Bifrost won for us because the Go core handles the request volume without GIL-related weirdness, the plugin hooks let us implement the shadow flag without forking, and the virtual keys model already matched how we track team budgets. The semantic caching feature was not relevant here. Extraction prompts are too input-specific.

I'd switch tomorrow if Portkey shipped a documented mirror primitive and a Go core. They haven't.

Trade-offs and Limitations

The shadow approach doubles your inference cost during the test window. We ran for 14 days, which felt long. Five would have been enough for the distribution, but extraction has weekly seasonality (Mondays look different) so we wanted two full cycles.

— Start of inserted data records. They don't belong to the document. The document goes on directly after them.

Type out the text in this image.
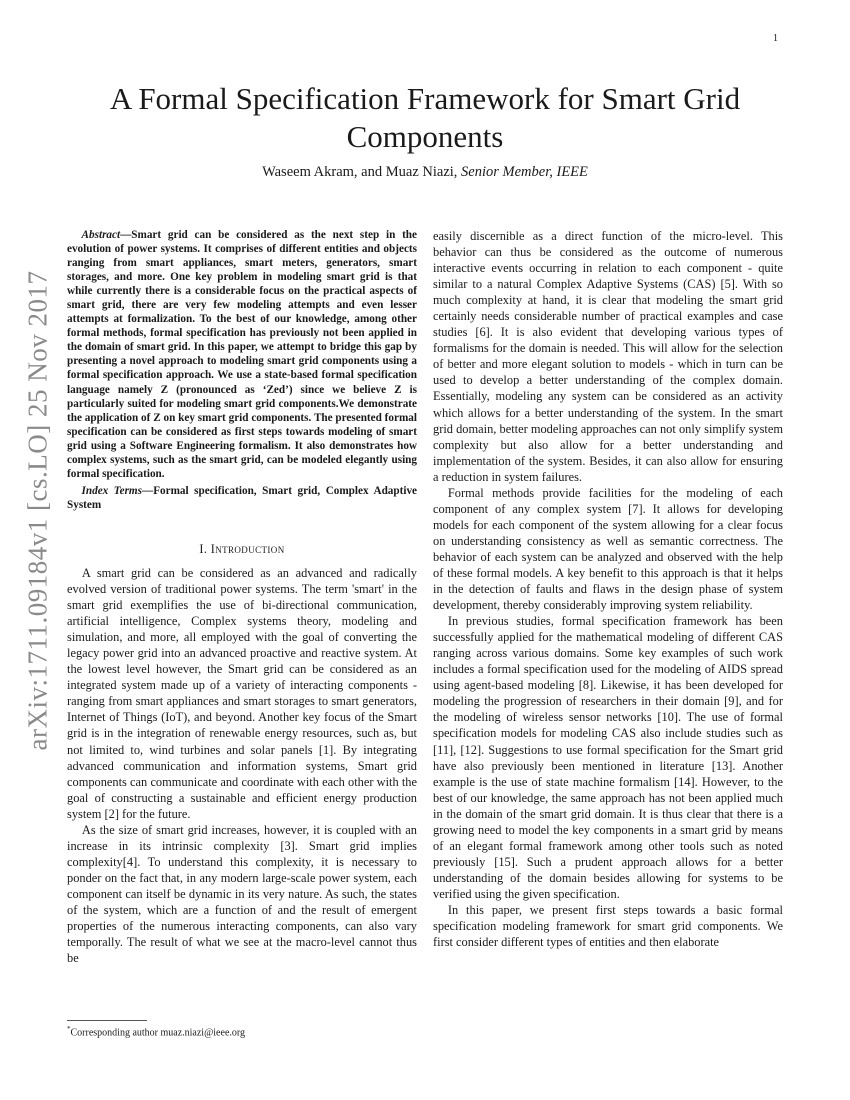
1
arXiv:1711.09184v1 [cs.LO] 25 Nov 2017
A Formal Specification Framework for Smart Grid Components
Waseem Akram, and Muaz Niazi, Senior Member, IEEE

Abstract—Smart grid can be considered as the next step in the evolution of power systems. It comprises of different entities and objects ranging from smart appliances, smart meters, generators, smart storages, and more. One key problem in modeling smart grid is that while currently there is a considerable focus on the practical aspects of smart grid, there are very few modeling attempts and even lesser attempts at formalization. To the best of our knowledge, among other formal methods, formal specification has previously not been applied in the domain of smart grid. In this paper, we attempt to bridge this gap by presenting a novel approach to modeling smart grid components using a formal specification approach. We use a state-based formal specification language namely Z (pronounced as ‘Zed’) since we believe Z is particularly suited for modeling smart grid components.We demonstrate the application of Z on key smart grid components. The presented formal specification can be considered as first steps towards modeling of smart grid using a Software Engineering formalism. It also demonstrates how complex systems, such as the smart grid, can be modeled elegantly using formal specification.

Index Terms—Formal specification, Smart grid, Complex Adaptive System

I. Introduction

A smart grid can be considered as an advanced and radically evolved version of traditional power systems. The term 'smart' in the smart grid exemplifies the use of bi-directional communication, artificial intelligence, Complex systems theory, modeling and simulation, and more, all employed with the goal of converting the legacy power grid into an advanced proactive and reactive system. At the lowest level however, the Smart grid can be considered as an integrated system made up of a variety of interacting components - ranging from smart appliances and smart storages to smart generators, Internet of Things (IoT), and beyond. Another key focus of the Smart grid is in the integration of renewable energy resources, such as, but not limited to, wind turbines and solar panels [1]. By integrating advanced communication and information systems, Smart grid components can communicate and coordinate with each other with the goal of constructing a sustainable and efficient energy production system [2] for the future.

As the size of smart grid increases, however, it is coupled with an increase in its intrinsic complexity [3]. Smart grid implies complexity[4]. To understand this complexity, it is necessary to ponder on the fact that, in any modern large-scale power system, each component can itself be dynamic in its very nature. As such, the states of the system, which are a function of and the result of emergent properties of the numerous interacting components, can also vary temporally. The result of what we see at the macro-level cannot thus be

easily discernible as a direct function of the micro-level. This behavior can thus be considered as the outcome of numerous interactive events occurring in relation to each component - quite similar to a natural Complex Adaptive Systems (CAS) [5]. With so much complexity at hand, it is clear that modeling the smart grid certainly needs considerable number of practical examples and case studies [6]. It is also evident that developing various types of formalisms for the domain is needed. This will allow for the selection of better and more elegant solution to models - which in turn can be used to develop a better understanding of the complex domain. Essentially, modeling any system can be considered as an activity which allows for a better understanding of the system. In the smart grid domain, better modeling approaches can not only simplify system complexity but also allow for a better understanding and implementation of the system. Besides, it can also allow for ensuring a reduction in system failures.

Formal methods provide facilities for the modeling of each component of any complex system [7]. It allows for developing models for each component of the system allowing for a clear focus on understanding consistency as well as semantic correctness. The behavior of each system can be analyzed and observed with the help of these formal models. A key benefit to this approach is that it helps in the detection of faults and flaws in the design phase of system development, thereby considerably improving system reliability.

In previous studies, formal specification framework has been successfully applied for the mathematical modeling of different CAS ranging across various domains. Some key examples of such work includes a formal specification used for the modeling of AIDS spread using agent-based modeling [8]. Likewise, it has been developed for modeling the progression of researchers in their domain [9], and for the modeling of wireless sensor networks [10]. The use of formal specification models for modeling CAS also include studies such as [11], [12]. Suggestions to use formal specification for the Smart grid have also previously been mentioned in literature [13]. Another example is the use of state machine formalism [14]. However, to the best of our knowledge, the same approach has not been applied much in the domain of the smart grid domain. It is thus clear that there is a growing need to model the key components in a smart grid by means of an elegant formal framework among other tools such as noted previously [15]. Such a prudent approach allows for a better understanding of the domain besides allowing for systems to be verified using the given specification.

In this paper, we present first steps towards a basic formal specification modeling framework for smart grid components. We first consider different types of entities and then elaborate

*Corresponding author muaz.niazi@ieee.org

vLLM on a single H100 fits our throughput. If your shadow target is a 70B model you'd need cluster routing, and Bifrost's clustering is enterprise-only. The README is explicit about that. Plan accordingly.

The judge problem cost us a week of confusion. Run your judge against a small human-labeled set first. If it agrees with humans below 90%, the judge is the bottleneck, not the model.

One last thing. Shadow traffic with the same trace ID means your APM tool sees double the spans. Filter those out at the collector or your dashboards lie.